Historically, this process is known as divination. The word comes from the Latin word divinus, meaning belonging to or relating to a deity — and when divining is done with care and reverence, it leads us ever more deeply into our innate divinity. Divining speaks to the dynamic, unfolding, in-the-moment, collaborative nature of asking for and receiving guidance.
Divining can be used in matters large and small — choosing a dentist or a destination, selling a house or an idea, devising a job shift or a shopping list, diving into our limiting beliefs or a new relationship.
As practical as divining is for even mundane decisions, at its heart it is a spiritual process — spiritual as opposed to material, in the sense that something is happening that can’t be explained by your five senses.
How is it that when you ask the question, the right answer comes? Where does the answer come from? There are many explanations, all of them a matter of belief. What is wonderful, however, is that divining requires no particular belief for it to work, just the ability to take a deep breath and jump in. The results will be in the immediate feedback you get — the appointments that fall flawlessly into place, the turn in the road that saves you from a traffic jam, the job or house that turns out to be exactly what you need.
It is also spiritual in the way that it leads you directly into your own profound depths. Divining helps you open up to the latent wisdom within yourself. It is through your own firing neurons, through your own muscular system, through the immense panorama of your own unconscious, that the answers arrive.
Chits Answer Questions
Using Chits for Answers
Get answers to your Yes/No questions by following these steps:
- Get quiet and connected.
- Cut out the chits (or write out your own chits) and fold each paper.
- Pray or meditate.
- Pose the Yes/No question and toss the chits.
- Pick up the chit that lands closest to you and receive the answer.
— Meg Lundstrom
The chits are a randomized casting of lots that uses folded pieces of paper. This system of inner guidance gives you Yes/No answers without much “story” or interpretation. In fact, you’ll have a hard time not understanding the answer. This method differs from the I Ching and tarot cards, for example, which are symbolic systems based on metaphor and open to wide interpretation.
The chits are a little-known but highly useful form of inner guidance. They involve writing out your options for solving a dilemma on small pieces of paper, and mixing them up. Then you connect deeply with the divine, throw them and pick up one — typically the one that lands closest to you or a sacred object. You unfold it and read it. You follow that counsel.
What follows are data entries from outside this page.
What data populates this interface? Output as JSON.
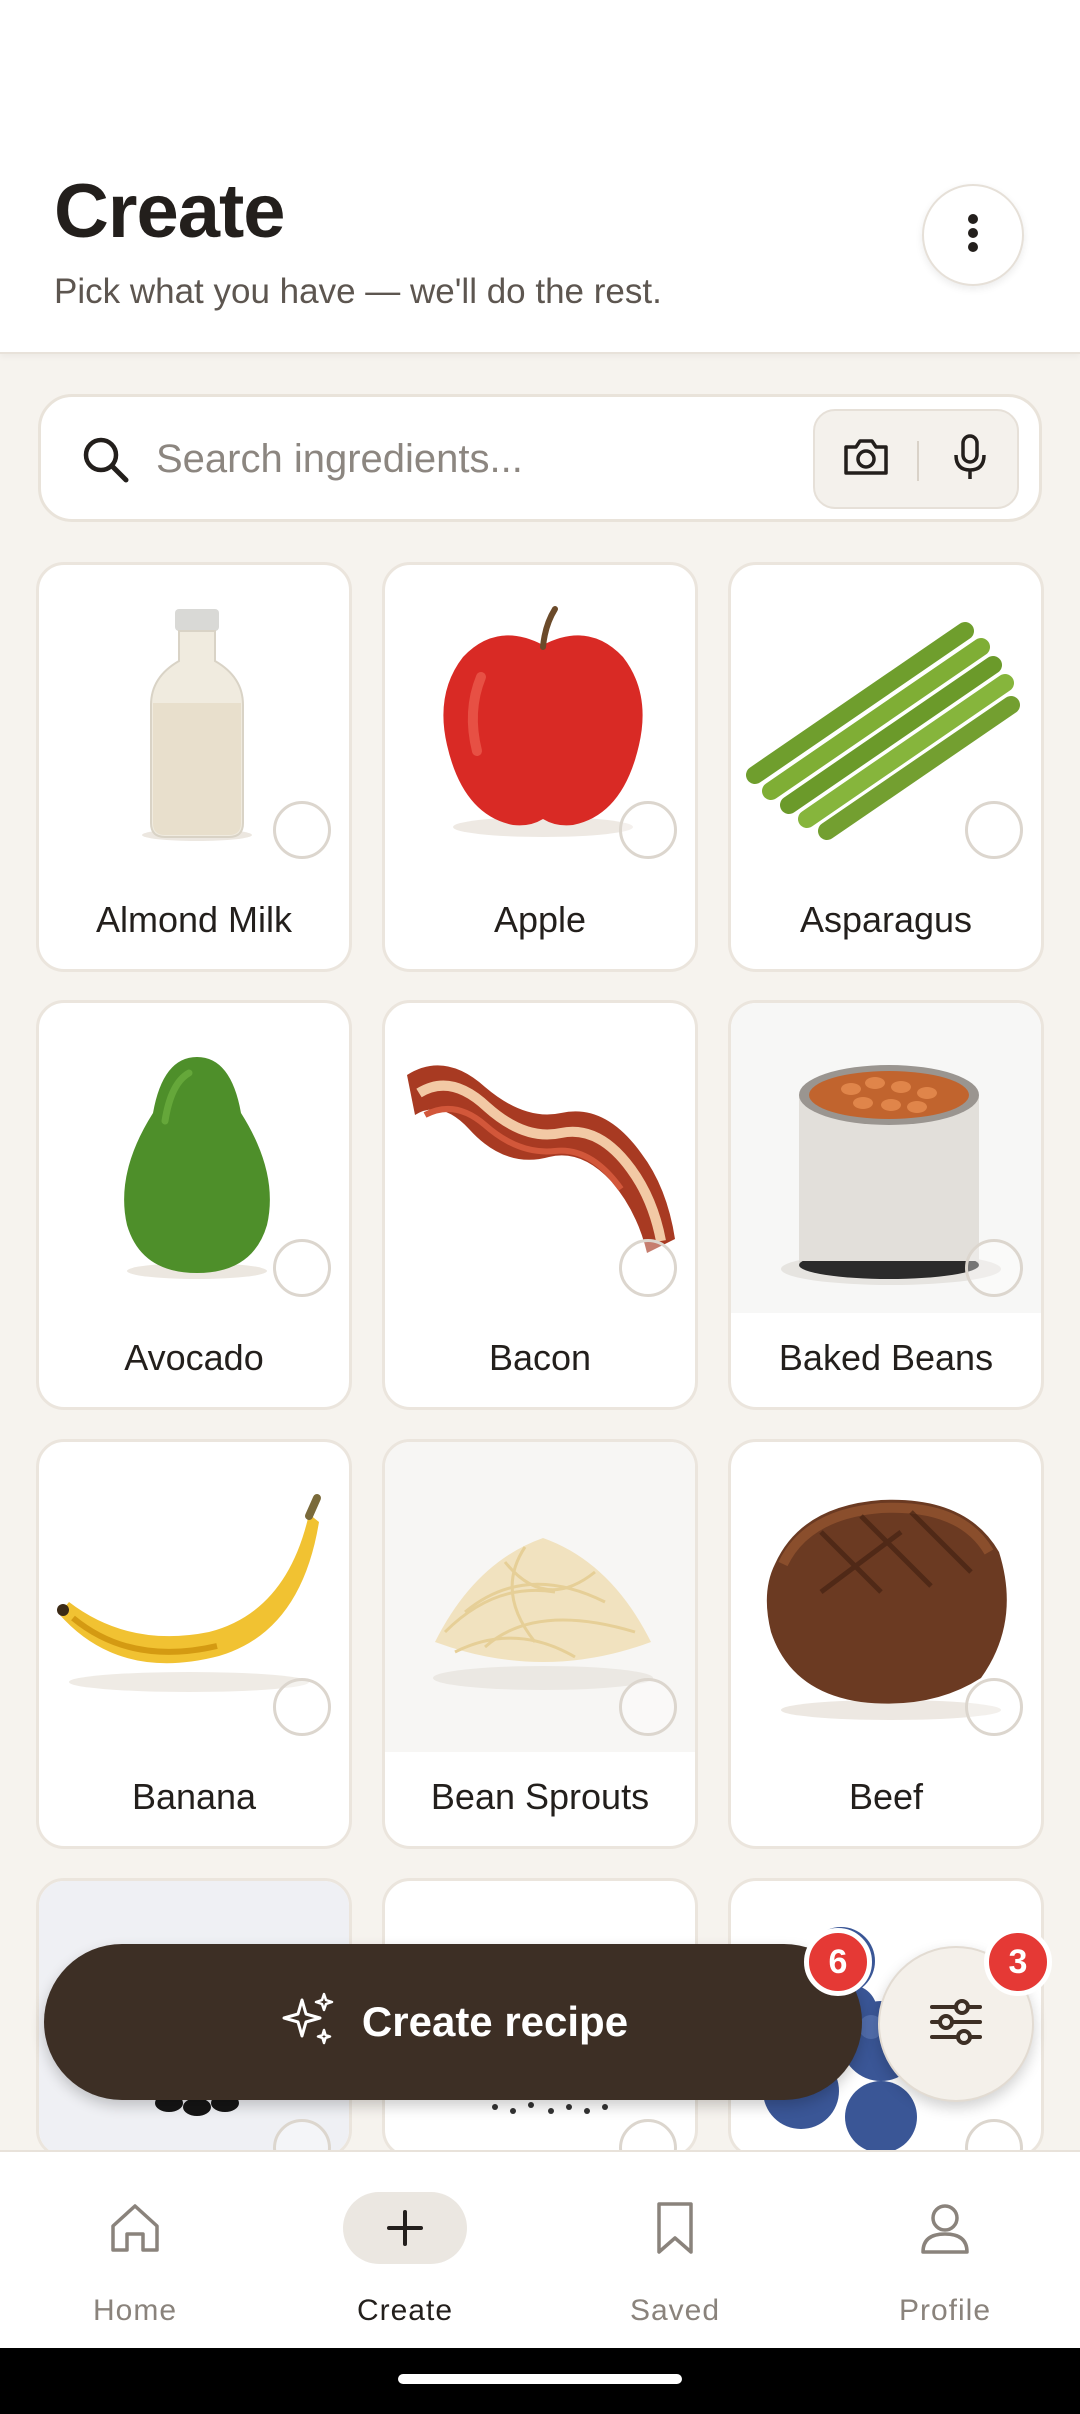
{
  "header": {
    "title": "Create",
    "subtitle": "Pick what you have — we'll do the rest."
  },
  "search": {
    "placeholder": "Search ingredients...",
    "value": ""
  },
  "ingredients": [
    {
      "label": "Almond Milk"
    },
    {
      "label": "Apple"
    },
    {
      "label": "Asparagus"
    },
    {
      "label": "Avocado"
    },
    {
      "label": "Bacon"
    },
    {
      "label": "Baked Beans"
    },
    {
      "label": "Banana"
    },
    {
      "label": "Bean Sprouts"
    },
    {
      "label": "Beef"
    }
  ],
  "cta": {
    "label": "Create recipe",
    "selected_count": "6"
  },
  "filter": {
    "count": "3"
  },
  "nav": {
    "items": [
      {
        "label": "Home"
      },
      {
        "label": "Create"
      },
      {
        "label": "Saved"
      },
      {
        "label": "Profile"
      }
    ],
    "active": "Create"
  },
  "colors": {
    "accent_dark": "#3d2f25",
    "badge": "#e53935",
    "background": "#f6f3ee"
  }
}
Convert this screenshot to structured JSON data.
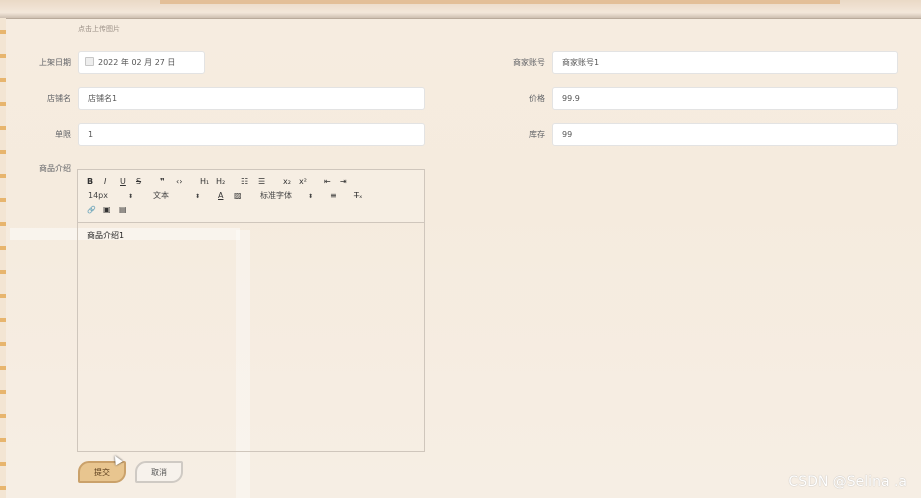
{
  "upload_hint": "点击上传图片",
  "form": {
    "shelf_date": {
      "label": "上架日期",
      "value": "2022 年 02 月 27 日"
    },
    "merchant_account": {
      "label": "商家账号",
      "value": "商家账号1"
    },
    "shop_name": {
      "label": "店铺名",
      "value": "店铺名1"
    },
    "price": {
      "label": "价格",
      "value": "99.9"
    },
    "purchase_limit": {
      "label": "单限",
      "value": "1"
    },
    "stock": {
      "label": "库存",
      "value": "99"
    },
    "description": {
      "label": "商品介绍",
      "content": "商品介绍1"
    }
  },
  "editor_toolbar": {
    "bold": "B",
    "italic": "I",
    "underline": "U",
    "strike": "S",
    "quote": "❞",
    "code": "‹›",
    "h1": "H₁",
    "h2": "H₂",
    "ordered_list": "☷",
    "bullet_list": "☰",
    "subscript": "x₂",
    "superscript": "x²",
    "indent_decrease": "⇤",
    "indent_increase": "⇥",
    "font_size": "14px",
    "text_style": "文本",
    "font_color": "A",
    "bg_color": "▨",
    "font_family": "标准字体",
    "align": "≡",
    "clear_format": "T̶ₓ",
    "link": "🔗",
    "image": "▣",
    "video": "▤"
  },
  "buttons": {
    "submit": "提交",
    "cancel": "取消"
  },
  "watermark": "CSDN @Selina .a",
  "colors": {
    "submit_bg": "#e8c58f",
    "cancel_bg": "#f7f2ec",
    "page_bg": "#f6ece0"
  }
}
It is a version of the casting of lots, perhaps the most ancient form of divining. Yes, No, Wait, Wrong question and Don’t choose this way are five easy chits you can make and throw to answer questions ranging from whether to invite that new guy to dinner, whether to buy a new house or what domain-name to choose for your website.
The chits have unique characteristics that make it useful for those all-too-common times in life when we’re emotionally caught up in a decision. This simple process, which has virtually no learning curve, can be applied easily in challenging times such as during a job loss, divorce or parenting crisis.
I find that divining stirs something deep within me — gratitude, connectedness, unity, as if all walls are down between me and the forces that move the universe. The answers feel right, uncanny in a way if I stand back and look at them, but correct and even inevitable, like the next step in a dance I’m remembering how to do.